# Working visa refused(2nd year)



## Couchpotato1 (Feb 27, 2009)

I have been refused a second year working visa,reason 2weeks short when doing agricultural work.Due to the weather in Perth a month ago,i wasn't able to get work and I will now be two weeks short and immigration have refused 2nd year.Any advice greatly appreciated.


----------



## Dolly (Feb 17, 2008)

Have you talked to DIAC about it. Seems rather unfair due to the weather putting you short by only 2 weeks.

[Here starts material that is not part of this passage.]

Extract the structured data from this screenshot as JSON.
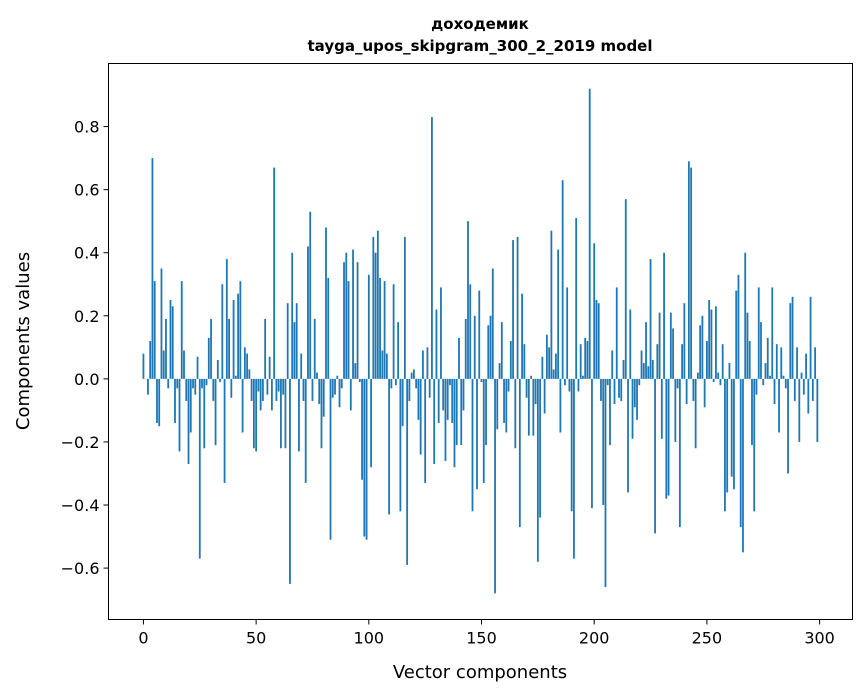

Or you could ask one of the agents who post on here what they would suggest. SOMV (Veronkia) posts fairly regularly and you can contact her via her signature. Whatever you decide to do, do it quickly.

Dolly


----------



## Couchpotato1 (Feb 27, 2009)

Dolly said:


> Have you talked to DIAC about it. Seems rather unfair due to the weather putting you short by only 2 weeks.
> 
> Or you could ask one of the agents who post on here what they would suggest. SOMV (Veronkia) posts fairly regularly and you can contact her via her signature. Whatever you decide to do, do it quickly.
> 
> Dolly


Thanks for your reply,I sent a message to Veronika but did see she hadn't been on since mid april,what is DIAC,thanks.


----------